Sunday, December 4, 2022

December / Edmund Spenser (1)

from The Shepheardes Calender1579:

December. Ægloga Duodecima.

ARGUMENT. This Æglogue (even as the first beganne) is ended with a complaynte of Colin to God Pan: wherein, as weary of his former wayes, he proportioneth his life to the foure seasons of the yeare, comparing hys youthe to the spring time, when he was fresh and free from loves follye; his manhoode to the sommer, which, he sayth, was consumed with greate heate and excessive drouth, caused throughe a comet or blasinge starre, by which hee meaneth love, which passion is comenly compared to such flames and immoderate heate; his riper yeares hee resembleth to an unseasonable harveste, wherein the fruites fall ere they be rype; his latter age to winters chyll and frostie season, now drawing neare to his last ende.


 The gentle shepheard satte beside a springe,
All in the shadowe of a bushye brere,
That Colin hight, which wel could pype and singe,
For he of Tityrus his songs did lere.
There as he satte in secreate shade alone,
Thus gan he make of love his piteous mone.

‘O soveraigne Pan, thou god of shepheards all,
Which of our tender lambkins takest keepe,
And when our flocks into mischaunce mought fall,
Doest save from mischiefe the unwary sheepe,
Als of their maisters hast no lesse regard
Then of the flocks, which thou doest watch and ward:

‘I thee beseche (so be thou deigne to heare
Rude ditties, tund to shepheards oaten reede,
Or if I ever sonet song so cleare
As it with pleasaunce mought thy fancie feede)
Hearken awhile, from thy greene cabinet,
The rurall song of carefull Colinet.

‘Whilome in youth, when flowrd my joyfull spring,
Like swallow swift I wandred here and there:
For heate of heedlesse lust me so did sting,
That I of doubted daunger had no feare.
I went the wastefull woodes and forest wyde,
Withouten dreade of wolves to bene espyed.

‘I wont to raunge amydde the mazie thickette,
And gather nuttes to make me Christmas game;
And joyed oft to chace the trembling pricket,
Or hunt the hartlesse hare til shee were tame.
What recked I of wintrye ages waste?
Tho deemed I, my spring would ever laste.

‘How often have I scaled the craggie oke,
All to dislodge the raven of her nest!
Howe have I wearied, with many a stroke,
The stately walnut tree, the while the rest
Under the tree fell all for nuts at strife!
For ylike to me was libertee and lyfe.

‘And for I was in thilke same looser yeares,
(Whether the Muse so wrought me from my birth,
Or I to much beleeved my shepherd peres,)
Somedele ybent to song and musicks mirth,
A good olde shephearde, Wrenock was his name,
Made me by arte more cunning in the same.

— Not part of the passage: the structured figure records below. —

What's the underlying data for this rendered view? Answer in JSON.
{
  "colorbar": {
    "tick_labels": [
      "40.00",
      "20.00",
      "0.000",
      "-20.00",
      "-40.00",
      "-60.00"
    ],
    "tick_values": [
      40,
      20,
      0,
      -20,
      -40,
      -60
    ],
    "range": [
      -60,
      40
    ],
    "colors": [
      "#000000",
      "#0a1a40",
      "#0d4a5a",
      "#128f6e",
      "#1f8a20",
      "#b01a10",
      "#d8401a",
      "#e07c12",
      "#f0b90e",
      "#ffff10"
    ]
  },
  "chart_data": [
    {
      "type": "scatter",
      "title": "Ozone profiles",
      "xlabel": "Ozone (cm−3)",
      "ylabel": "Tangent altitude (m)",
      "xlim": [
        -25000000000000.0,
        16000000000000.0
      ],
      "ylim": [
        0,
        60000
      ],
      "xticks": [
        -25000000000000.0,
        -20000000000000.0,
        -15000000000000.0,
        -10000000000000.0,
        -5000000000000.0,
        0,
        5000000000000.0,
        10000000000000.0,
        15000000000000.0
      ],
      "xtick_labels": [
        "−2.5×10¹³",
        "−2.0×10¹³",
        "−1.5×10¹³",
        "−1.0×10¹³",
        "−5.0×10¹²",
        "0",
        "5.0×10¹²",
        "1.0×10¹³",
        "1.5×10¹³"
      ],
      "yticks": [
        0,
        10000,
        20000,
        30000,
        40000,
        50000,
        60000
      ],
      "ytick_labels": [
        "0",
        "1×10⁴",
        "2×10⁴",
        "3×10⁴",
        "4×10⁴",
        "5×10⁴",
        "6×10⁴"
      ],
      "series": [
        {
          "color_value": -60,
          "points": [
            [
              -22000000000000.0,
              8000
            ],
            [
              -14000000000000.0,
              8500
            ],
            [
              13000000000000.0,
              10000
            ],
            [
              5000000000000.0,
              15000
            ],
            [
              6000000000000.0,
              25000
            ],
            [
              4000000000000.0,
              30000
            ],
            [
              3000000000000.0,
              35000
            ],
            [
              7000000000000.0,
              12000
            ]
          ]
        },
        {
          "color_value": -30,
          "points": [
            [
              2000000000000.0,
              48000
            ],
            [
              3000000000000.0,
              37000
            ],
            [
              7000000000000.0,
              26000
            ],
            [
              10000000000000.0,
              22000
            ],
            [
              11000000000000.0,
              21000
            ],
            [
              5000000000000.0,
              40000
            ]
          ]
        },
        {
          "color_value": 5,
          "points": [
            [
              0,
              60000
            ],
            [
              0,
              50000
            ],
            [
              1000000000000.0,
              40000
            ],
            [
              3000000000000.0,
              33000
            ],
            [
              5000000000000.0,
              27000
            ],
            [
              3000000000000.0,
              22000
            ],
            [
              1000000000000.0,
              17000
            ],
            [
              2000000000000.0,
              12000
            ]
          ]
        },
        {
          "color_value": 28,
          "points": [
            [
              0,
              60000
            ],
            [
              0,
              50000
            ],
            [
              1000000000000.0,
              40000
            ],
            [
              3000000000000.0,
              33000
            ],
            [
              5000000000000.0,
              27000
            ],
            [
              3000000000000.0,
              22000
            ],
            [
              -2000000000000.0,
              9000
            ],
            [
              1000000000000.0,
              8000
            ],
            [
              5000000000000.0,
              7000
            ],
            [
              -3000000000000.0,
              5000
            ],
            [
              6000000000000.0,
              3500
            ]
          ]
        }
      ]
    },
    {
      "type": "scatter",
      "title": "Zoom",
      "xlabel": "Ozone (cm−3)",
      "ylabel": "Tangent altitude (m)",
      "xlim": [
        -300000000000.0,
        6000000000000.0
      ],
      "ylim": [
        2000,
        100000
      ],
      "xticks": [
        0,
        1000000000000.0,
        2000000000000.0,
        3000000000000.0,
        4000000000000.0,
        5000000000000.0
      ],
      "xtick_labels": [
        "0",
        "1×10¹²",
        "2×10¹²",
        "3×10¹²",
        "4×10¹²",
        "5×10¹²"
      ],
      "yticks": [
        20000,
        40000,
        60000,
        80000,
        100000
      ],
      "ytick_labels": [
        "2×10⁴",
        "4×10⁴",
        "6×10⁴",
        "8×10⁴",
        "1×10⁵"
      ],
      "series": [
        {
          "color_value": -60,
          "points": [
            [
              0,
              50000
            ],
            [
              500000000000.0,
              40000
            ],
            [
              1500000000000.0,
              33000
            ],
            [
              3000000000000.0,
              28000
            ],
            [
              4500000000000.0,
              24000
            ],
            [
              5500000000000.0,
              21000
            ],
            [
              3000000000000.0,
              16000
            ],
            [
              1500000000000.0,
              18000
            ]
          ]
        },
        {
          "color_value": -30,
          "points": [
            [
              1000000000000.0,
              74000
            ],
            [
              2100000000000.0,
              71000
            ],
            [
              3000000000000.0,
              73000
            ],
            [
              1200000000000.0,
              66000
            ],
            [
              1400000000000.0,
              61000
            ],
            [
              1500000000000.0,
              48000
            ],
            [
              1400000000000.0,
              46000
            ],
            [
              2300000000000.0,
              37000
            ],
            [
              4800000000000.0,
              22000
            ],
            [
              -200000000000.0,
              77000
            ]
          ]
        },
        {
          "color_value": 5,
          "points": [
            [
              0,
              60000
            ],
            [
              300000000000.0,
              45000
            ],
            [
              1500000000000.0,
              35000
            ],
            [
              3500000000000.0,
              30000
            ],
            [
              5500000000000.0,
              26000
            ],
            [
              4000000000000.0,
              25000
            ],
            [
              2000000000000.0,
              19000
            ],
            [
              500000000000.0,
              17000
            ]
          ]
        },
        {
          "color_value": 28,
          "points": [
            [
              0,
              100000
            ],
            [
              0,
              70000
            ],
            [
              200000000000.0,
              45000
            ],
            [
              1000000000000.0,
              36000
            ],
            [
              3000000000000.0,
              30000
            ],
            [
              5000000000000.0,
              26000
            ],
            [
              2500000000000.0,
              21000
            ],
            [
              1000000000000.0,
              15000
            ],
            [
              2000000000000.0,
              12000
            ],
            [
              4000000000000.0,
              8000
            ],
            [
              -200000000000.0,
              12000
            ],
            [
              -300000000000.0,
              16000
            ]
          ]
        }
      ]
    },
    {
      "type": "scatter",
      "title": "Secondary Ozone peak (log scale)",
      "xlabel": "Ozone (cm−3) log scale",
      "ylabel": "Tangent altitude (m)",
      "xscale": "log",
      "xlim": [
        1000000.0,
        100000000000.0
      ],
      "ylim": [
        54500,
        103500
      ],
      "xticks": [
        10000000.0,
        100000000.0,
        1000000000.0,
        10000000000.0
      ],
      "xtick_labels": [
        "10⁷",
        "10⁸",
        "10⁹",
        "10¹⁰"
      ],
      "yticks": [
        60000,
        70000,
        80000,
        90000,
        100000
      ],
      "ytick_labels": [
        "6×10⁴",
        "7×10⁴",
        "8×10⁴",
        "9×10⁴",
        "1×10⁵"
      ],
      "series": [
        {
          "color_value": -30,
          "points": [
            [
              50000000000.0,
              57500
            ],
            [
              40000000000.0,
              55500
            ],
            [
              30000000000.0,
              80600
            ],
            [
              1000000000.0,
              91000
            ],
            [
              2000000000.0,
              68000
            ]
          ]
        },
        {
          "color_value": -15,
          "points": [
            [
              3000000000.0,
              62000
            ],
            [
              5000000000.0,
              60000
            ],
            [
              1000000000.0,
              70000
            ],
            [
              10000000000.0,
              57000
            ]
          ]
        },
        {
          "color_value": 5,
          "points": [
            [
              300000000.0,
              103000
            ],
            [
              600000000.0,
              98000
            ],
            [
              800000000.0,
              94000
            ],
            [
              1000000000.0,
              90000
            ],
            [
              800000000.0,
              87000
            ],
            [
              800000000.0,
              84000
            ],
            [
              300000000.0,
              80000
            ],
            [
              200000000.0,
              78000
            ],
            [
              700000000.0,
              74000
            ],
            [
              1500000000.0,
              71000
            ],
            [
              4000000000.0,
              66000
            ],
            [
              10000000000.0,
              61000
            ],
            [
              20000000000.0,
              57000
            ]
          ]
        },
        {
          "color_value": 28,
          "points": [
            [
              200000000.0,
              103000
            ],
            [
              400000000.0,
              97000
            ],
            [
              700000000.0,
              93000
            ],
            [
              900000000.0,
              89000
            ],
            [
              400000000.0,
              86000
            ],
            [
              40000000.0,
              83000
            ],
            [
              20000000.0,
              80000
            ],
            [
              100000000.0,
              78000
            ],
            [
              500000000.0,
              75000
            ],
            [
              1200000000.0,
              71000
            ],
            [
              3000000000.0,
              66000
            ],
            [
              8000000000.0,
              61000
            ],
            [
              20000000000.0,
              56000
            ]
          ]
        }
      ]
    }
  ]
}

‘Fro thence I durst in derring doe compare
With shepheards swayne what ever fedde in field:
And if that Hobbinol right judgement bare,
To Pan his owne selfe pype I neede not yield:
For if the flocking nymphes did folow Pan,
The wiser Muses after Colin ranne.

‘But ah! such pryde at length was ill repayde:
The shepheards god (perdie, god was he none)
My hurtlesse pleasaunce did me ill upbraide;
My freedome lorne, my life he lefte to mone.
Love they him called that gave me checkmate,
But better mought they have behote him Hate.

‘Tho gan my lovely spring bid me farewel,
And sommer season sped him to display
(For Love then in the Lyons house did dwell)
The raging fyre that kindled at his ray.
A comett stird up that unkindly heate,
That reigned (as men sayd) in Venus seate.

‘Forth was I ledde, not as I wont afore,
When choise I had to choose my wandring waye,
But whether Luck and Loves unbridled lore
Would leade me forth on Fancies bitte to playe.
The bush my bedde, the bramble was my bowre,
The woodes can witnesse many a wofull stowre.

‘Where I was wont to seeke the honey bee,
Working her formall rowmes in wexen frame,
The grieslie todestoole growne there mought I se,
And loathed paddocks lording on the same:
And where the chaunting birds luld me a sleepe,
The ghastlie owle her grievous ynne doth keepe.